Lucasfilm's Mistake Was Choosing The Wrong Star Wars Stories

Lucasfilm's Mistake Was Choosing The Wrong Star Wars Stories

by Alex Leadbeater – on Jun 21, 2018 in SR Originals

Disney and Lucasfilm are moving away from the Star Wars Story spinoff movies, but are they learning the wrong lesson? The Anthologies idea has been around almost as long as the sequel trilogy, with standalone Star Wars movies for Han Solo, Boba Fett and more first reported in early 2013. Two films deep, however, it looks like that plan is being - at the very least - encased in carbonite; the planned Star Wars Stories are being put on hold, with the studio now focusing on Star Wars 9 and the next trilogy (presumably Rian Johnson's).

Much of the blame for the shift away from Star Wars Stories is being placed on Solo: A Star Wars Story.
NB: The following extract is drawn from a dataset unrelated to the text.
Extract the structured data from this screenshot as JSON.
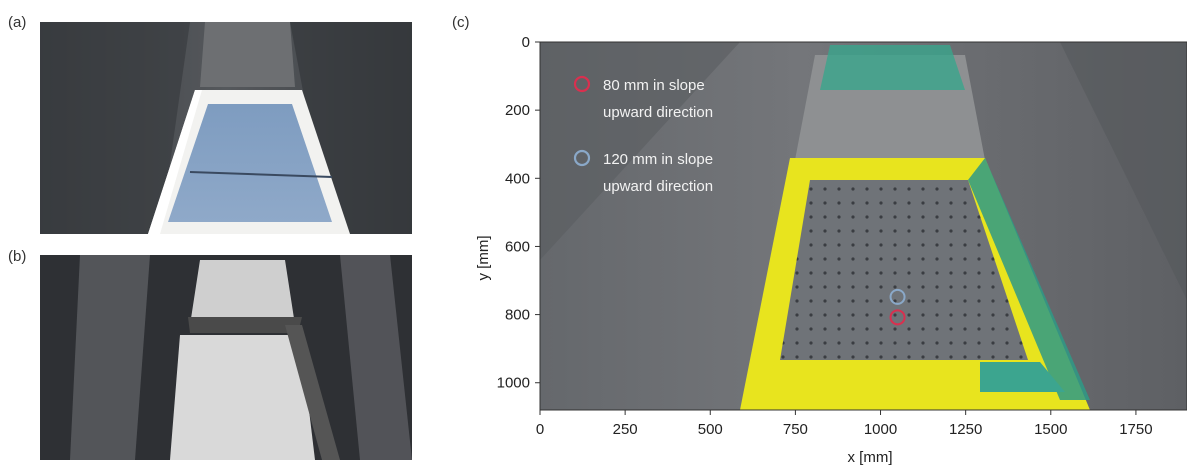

The franchise's first box office failure, its production was mired by conflicting opinions on what it should be to the point that directors were changed and a high percentage of the movie was reshot. However, while the resulting budget increase - Solo cost around more than Star Wars: The Force Awakens - that can't take away from the box office being so low. Its opening was below Justice League's, and the drop off even more severe. It seems that the interest in exploring the original trilogy's past is not there.

Related: Star Wars Spinoffs Are Better Than The Main Episodes

However, this may not be the right lesson for Disney to learn. The production issues on both movies (Rogue One: A Star Wars Story had a less public director imbalance) and Solo's financial struggles are certainly concerns and indicate some producing changes are needed, but the current failure of the enterprise may be that they simply picked the wrong stories to tell.
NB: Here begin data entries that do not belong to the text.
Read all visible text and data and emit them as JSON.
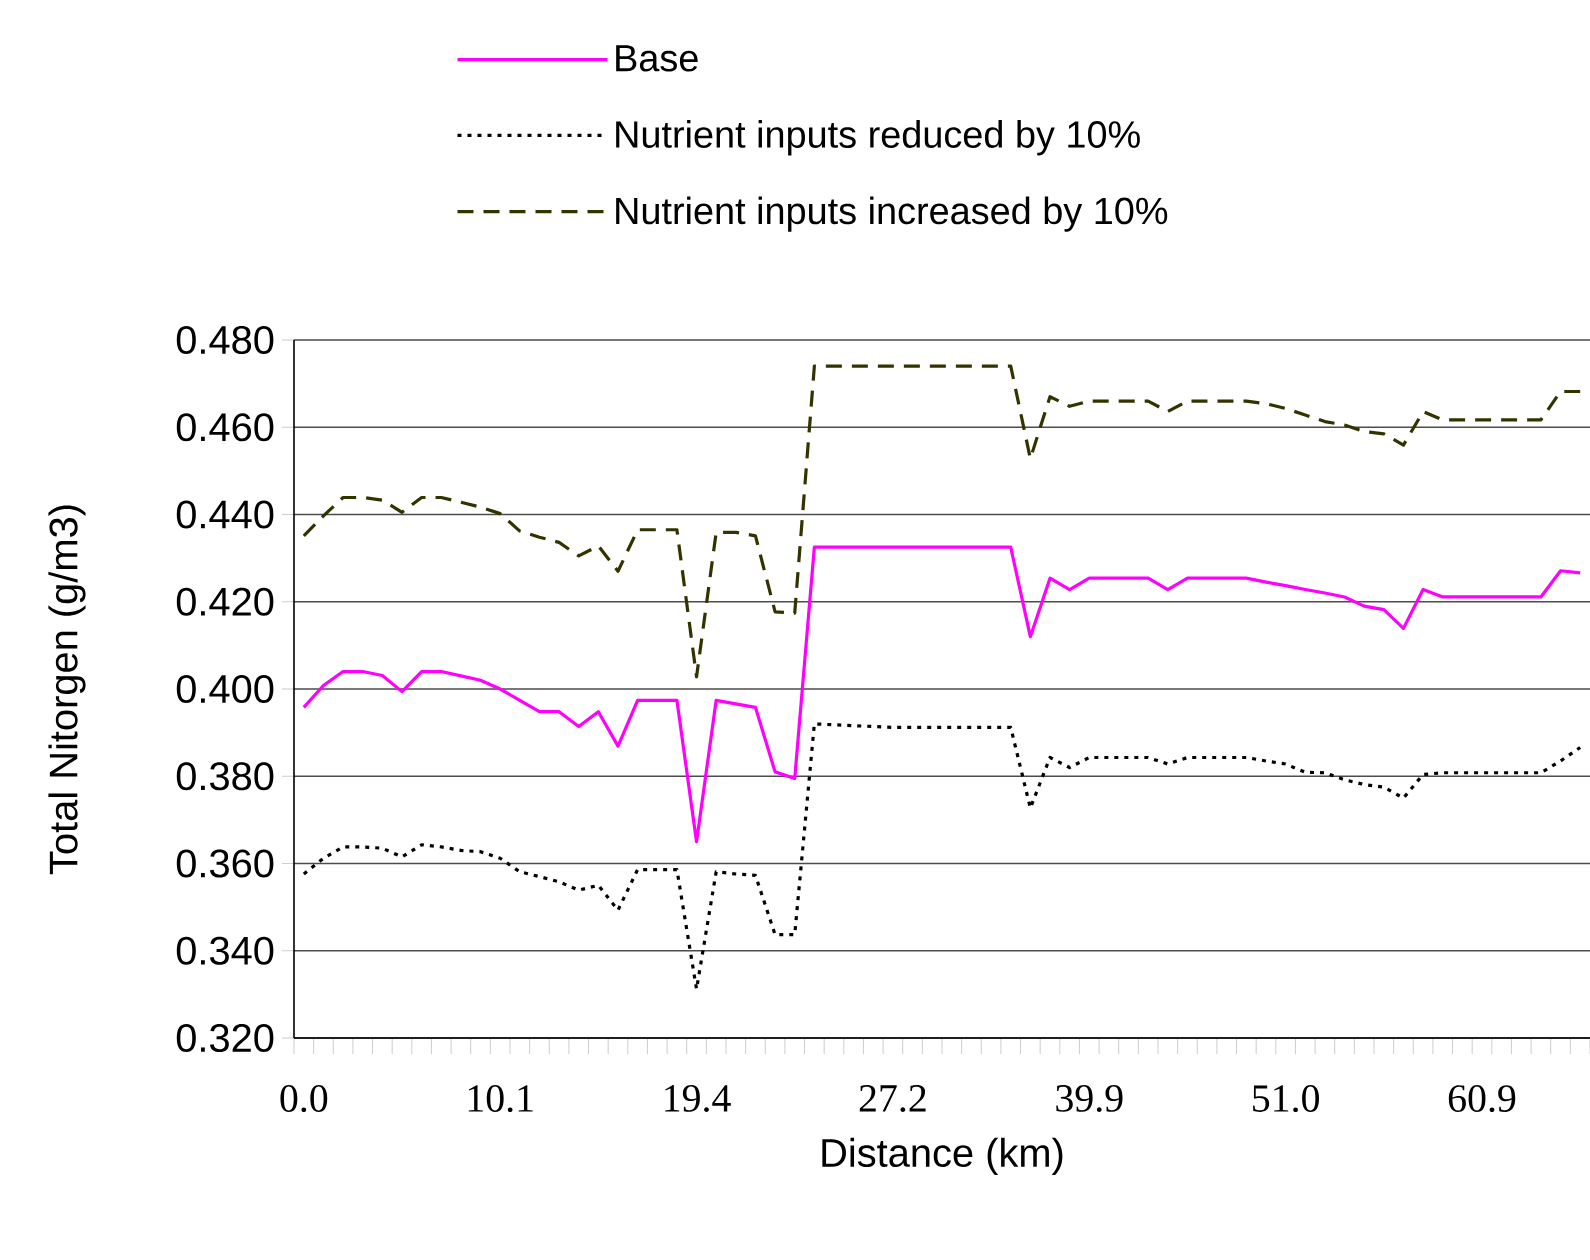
{
  "chart_data": {
    "type": "line",
    "xlabel": "Distance (km)",
    "ylabel": "Total Nitorgen (g/m3)",
    "categories": [
      "0.0",
      null,
      null,
      null,
      null,
      null,
      null,
      null,
      null,
      null,
      "10.1",
      null,
      null,
      null,
      null,
      null,
      null,
      null,
      null,
      null,
      "19.4",
      null,
      null,
      null,
      null,
      null,
      null,
      null,
      null,
      null,
      "27.2",
      null,
      null,
      null,
      null,
      null,
      null,
      null,
      null,
      null,
      "39.9",
      null,
      null,
      null,
      null,
      null,
      null,
      null,
      null,
      null,
      "51.0",
      null,
      null,
      null,
      null,
      null,
      null,
      null,
      null,
      null,
      "60.9",
      null,
      null,
      null,
      null,
      null
    ],
    "series": [
      {
        "name": "Base",
        "color": "#ff00ff",
        "line_style": "solid",
        "values": [
          0.3958,
          0.4008,
          0.404,
          0.404,
          0.4031,
          0.3994,
          0.404,
          0.404,
          0.403,
          0.402,
          0.4,
          0.3974,
          0.3948,
          0.3948,
          0.3914,
          0.3948,
          0.3869,
          0.3974,
          0.3974,
          0.3974,
          0.365,
          0.3974,
          0.3966,
          0.3958,
          0.381,
          0.3795,
          0.4325,
          0.4325,
          0.4325,
          0.4325,
          0.4325,
          0.4325,
          0.4325,
          0.4325,
          0.4325,
          0.4325,
          0.4325,
          0.412,
          0.4254,
          0.4228,
          0.4254,
          0.4254,
          0.4254,
          0.4254,
          0.4228,
          0.4254,
          0.4254,
          0.4254,
          0.4254,
          0.4245,
          0.4237,
          0.4228,
          0.422,
          0.4211,
          0.419,
          0.4182,
          0.4139,
          0.4228,
          0.4211,
          0.4211,
          0.4211,
          0.4211,
          0.4211,
          0.4211,
          0.4271,
          0.4266
        ]
      },
      {
        "name": "Nutrient inputs reduced by 10%",
        "color": "#000000",
        "line_style": "dotted",
        "values": [
          0.3576,
          0.3612,
          0.3638,
          0.3638,
          0.3635,
          0.3615,
          0.3643,
          0.3638,
          0.363,
          0.3627,
          0.3612,
          0.3581,
          0.357,
          0.3558,
          0.3539,
          0.355,
          0.3493,
          0.3586,
          0.3586,
          0.3586,
          0.3312,
          0.3581,
          0.3576,
          0.3573,
          0.3437,
          0.3437,
          0.392,
          0.3918,
          0.3916,
          0.3914,
          0.3912,
          0.3912,
          0.3912,
          0.3912,
          0.3912,
          0.3912,
          0.3912,
          0.3727,
          0.3843,
          0.382,
          0.3843,
          0.3843,
          0.3843,
          0.3843,
          0.3828,
          0.3843,
          0.3843,
          0.3843,
          0.3843,
          0.3835,
          0.3828,
          0.3809,
          0.3808,
          0.3792,
          0.3781,
          0.3775,
          0.375,
          0.3804,
          0.3808,
          0.3808,
          0.3808,
          0.3808,
          0.3808,
          0.3808,
          0.3835,
          0.3866
        ]
      },
      {
        "name": "Nutrient inputs increased by 10%",
        "color": "#333300",
        "line_style": "dashed",
        "values": [
          0.4351,
          0.4397,
          0.4439,
          0.4439,
          0.4433,
          0.4405,
          0.4439,
          0.4439,
          0.4428,
          0.4417,
          0.4402,
          0.4362,
          0.4348,
          0.4336,
          0.4305,
          0.4328,
          0.427,
          0.4365,
          0.4365,
          0.4365,
          0.4028,
          0.4359,
          0.4359,
          0.4351,
          0.4177,
          0.4174,
          0.474,
          0.474,
          0.474,
          0.474,
          0.474,
          0.474,
          0.474,
          0.474,
          0.474,
          0.474,
          0.474,
          0.4528,
          0.467,
          0.4648,
          0.466,
          0.466,
          0.466,
          0.466,
          0.4636,
          0.466,
          0.466,
          0.466,
          0.466,
          0.4654,
          0.4643,
          0.4628,
          0.4613,
          0.4605,
          0.459,
          0.4585,
          0.4559,
          0.4636,
          0.4617,
          0.4617,
          0.4617,
          0.4617,
          0.4617,
          0.4617,
          0.4682,
          0.4682
        ]
      }
    ],
    "ylim": [
      0.32,
      0.48
    ],
    "yticks": [
      {
        "value": 0.32,
        "label": "0.320"
      },
      {
        "value": 0.34,
        "label": "0.340"
      },
      {
        "value": 0.36,
        "label": "0.360"
      },
      {
        "value": 0.38,
        "label": "0.380"
      },
      {
        "value": 0.4,
        "label": "0.400"
      },
      {
        "value": 0.42,
        "label": "0.420"
      },
      {
        "value": 0.44,
        "label": "0.440"
      },
      {
        "value": 0.46,
        "label": "0.460"
      },
      {
        "value": 0.48,
        "label": "0.480"
      }
    ],
    "grid": "y",
    "legend": "top",
    "marker": "none"
  }
}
Rogue One Had A Story, Solo Didn't

Rogue One unequivocally worked. Despite no recognizable characters beyond a barely-in-it Darth Vader, it grossed over $1 billion worldwide and reviews were positive on a par to the main episodes. Even with oft-discussed reshoots that changed much of the third act and cut most of the prime trailer footage, the film has received mostly good press since release. The fact it was buoyed by the positivity coming off The Force Awakens is certainly a factor, sure, Rogue One is still, by nearly all metrics, a good film.
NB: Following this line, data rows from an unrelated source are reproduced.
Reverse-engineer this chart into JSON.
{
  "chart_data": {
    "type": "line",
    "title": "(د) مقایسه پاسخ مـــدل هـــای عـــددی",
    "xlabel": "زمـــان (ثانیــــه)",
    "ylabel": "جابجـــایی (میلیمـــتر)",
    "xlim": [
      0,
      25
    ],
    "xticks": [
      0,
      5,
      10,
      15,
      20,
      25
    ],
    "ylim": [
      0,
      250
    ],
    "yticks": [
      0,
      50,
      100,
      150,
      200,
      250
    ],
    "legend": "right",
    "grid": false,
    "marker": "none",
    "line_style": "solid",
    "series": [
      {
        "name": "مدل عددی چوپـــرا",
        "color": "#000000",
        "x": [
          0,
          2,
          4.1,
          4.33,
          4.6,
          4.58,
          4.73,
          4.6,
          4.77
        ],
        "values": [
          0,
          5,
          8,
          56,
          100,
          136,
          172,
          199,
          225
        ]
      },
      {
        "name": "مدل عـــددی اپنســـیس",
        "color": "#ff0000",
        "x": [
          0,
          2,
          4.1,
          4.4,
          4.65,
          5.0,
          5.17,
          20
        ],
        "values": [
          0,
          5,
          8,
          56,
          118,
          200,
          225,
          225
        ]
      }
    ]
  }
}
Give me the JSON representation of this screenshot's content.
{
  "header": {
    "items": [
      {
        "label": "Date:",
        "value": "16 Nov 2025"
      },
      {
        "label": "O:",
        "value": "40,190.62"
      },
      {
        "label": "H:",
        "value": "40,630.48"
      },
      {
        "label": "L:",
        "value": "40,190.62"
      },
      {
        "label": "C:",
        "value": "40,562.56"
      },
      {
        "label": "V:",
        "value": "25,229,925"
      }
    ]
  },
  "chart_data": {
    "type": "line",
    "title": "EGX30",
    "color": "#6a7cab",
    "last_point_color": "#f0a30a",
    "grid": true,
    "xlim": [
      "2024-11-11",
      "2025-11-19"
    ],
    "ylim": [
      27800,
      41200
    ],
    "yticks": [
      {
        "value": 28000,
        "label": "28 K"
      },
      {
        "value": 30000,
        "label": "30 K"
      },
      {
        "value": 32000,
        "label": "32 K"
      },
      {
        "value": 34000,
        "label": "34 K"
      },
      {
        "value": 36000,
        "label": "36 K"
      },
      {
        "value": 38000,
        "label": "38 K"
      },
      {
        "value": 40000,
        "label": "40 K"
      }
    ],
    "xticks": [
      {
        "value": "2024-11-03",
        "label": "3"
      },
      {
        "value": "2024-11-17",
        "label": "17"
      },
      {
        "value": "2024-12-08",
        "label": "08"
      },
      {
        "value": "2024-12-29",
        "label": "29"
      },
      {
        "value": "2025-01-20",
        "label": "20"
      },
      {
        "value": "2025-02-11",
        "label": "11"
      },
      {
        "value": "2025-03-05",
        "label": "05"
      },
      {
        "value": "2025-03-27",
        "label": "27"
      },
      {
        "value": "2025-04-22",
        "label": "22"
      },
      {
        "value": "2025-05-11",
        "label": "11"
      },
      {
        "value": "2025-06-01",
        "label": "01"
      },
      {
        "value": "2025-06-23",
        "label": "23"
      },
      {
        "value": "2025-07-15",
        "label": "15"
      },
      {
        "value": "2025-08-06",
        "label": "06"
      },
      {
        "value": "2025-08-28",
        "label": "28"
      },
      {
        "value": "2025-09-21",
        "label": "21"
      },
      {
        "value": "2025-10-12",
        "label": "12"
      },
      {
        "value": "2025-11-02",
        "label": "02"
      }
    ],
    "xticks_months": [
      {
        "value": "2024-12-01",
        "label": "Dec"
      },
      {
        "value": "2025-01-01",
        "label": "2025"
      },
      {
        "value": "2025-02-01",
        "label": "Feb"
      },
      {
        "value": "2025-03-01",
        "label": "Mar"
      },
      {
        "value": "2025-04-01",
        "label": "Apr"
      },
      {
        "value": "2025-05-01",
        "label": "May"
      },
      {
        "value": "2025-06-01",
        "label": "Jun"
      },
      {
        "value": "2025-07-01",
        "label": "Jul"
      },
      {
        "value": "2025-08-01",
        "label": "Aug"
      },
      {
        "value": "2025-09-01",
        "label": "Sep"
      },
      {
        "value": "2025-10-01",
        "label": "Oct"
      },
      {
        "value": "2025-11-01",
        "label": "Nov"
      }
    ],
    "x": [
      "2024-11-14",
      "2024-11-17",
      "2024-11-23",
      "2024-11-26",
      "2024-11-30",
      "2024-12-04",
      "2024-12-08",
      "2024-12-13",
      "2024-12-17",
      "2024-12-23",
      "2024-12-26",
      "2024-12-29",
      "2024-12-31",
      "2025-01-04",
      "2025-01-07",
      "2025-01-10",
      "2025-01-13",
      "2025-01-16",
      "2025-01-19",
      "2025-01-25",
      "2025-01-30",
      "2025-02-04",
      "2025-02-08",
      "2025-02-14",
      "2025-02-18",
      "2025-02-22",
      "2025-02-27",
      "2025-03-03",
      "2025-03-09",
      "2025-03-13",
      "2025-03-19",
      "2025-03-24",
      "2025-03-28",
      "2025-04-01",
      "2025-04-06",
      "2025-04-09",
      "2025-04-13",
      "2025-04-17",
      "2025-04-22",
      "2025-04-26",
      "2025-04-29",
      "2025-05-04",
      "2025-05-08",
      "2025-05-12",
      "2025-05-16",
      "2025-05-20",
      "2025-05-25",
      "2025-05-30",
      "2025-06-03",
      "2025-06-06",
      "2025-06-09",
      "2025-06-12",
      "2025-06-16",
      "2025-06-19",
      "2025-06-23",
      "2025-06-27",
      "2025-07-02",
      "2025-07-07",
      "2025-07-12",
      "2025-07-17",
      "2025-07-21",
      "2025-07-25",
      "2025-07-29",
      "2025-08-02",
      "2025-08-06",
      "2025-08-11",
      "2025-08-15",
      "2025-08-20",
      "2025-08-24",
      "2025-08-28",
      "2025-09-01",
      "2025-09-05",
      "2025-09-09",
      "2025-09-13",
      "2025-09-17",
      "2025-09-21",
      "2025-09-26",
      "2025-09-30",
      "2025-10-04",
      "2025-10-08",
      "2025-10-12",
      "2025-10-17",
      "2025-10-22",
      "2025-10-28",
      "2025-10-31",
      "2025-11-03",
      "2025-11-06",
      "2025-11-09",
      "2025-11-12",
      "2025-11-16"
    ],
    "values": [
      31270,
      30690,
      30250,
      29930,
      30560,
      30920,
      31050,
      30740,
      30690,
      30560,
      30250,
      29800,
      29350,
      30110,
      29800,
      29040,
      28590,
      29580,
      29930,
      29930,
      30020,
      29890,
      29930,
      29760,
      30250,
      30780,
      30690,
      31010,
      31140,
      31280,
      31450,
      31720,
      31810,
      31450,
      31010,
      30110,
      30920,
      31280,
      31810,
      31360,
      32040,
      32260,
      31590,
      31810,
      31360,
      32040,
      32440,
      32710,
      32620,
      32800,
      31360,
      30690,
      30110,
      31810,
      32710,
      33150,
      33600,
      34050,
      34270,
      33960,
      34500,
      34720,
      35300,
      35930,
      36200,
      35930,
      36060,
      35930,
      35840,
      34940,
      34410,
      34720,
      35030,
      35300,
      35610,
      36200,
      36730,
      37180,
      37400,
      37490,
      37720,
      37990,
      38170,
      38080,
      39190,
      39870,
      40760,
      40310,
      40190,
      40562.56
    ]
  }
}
Crucially, though, it's also a story immediately worth telling. The Rebels' first victory against the Empire, the band who stole the Death Star plans, and how Princess Leia escaped with them has been on Star Wars fans' minds since the first movie's opening crawl, and indeed was retold many times in the pre-Disney Legends. Rogue One was a key piece of Star Wars history that connected directly to the main episodes yet had characters and themes that existed in isolation from them.

Contrast to Solo, which told us that the word "solo" means "solo". The film's goal is abstract and self-explanatory - how did Han become who he is - and so lacks the same information hook. There's plenty of things that must have happened in his past, yet do any of them warrant genuine curiosity? That question has double the weight given how Disney were never quite sure where to go with it; the biggest "reveal" that got the project green-lit was how where the Solo name came from, and behind-the-scenes concept art reveal an ever-changing story. That the Kasdans and Ron Howard delivered a worthy story in the end - Alden Ehrenreich's battle with idealism is a worthy precursor to Harrison Ford's stoic entrance in the original trilogy - is certainly impressive, but did little to redeem the pitch to many audiences.

Related: Star Wars Stories: Comparing Solo to Rogue One

We have two idealistically opposed films here, and only one appeared to be the future.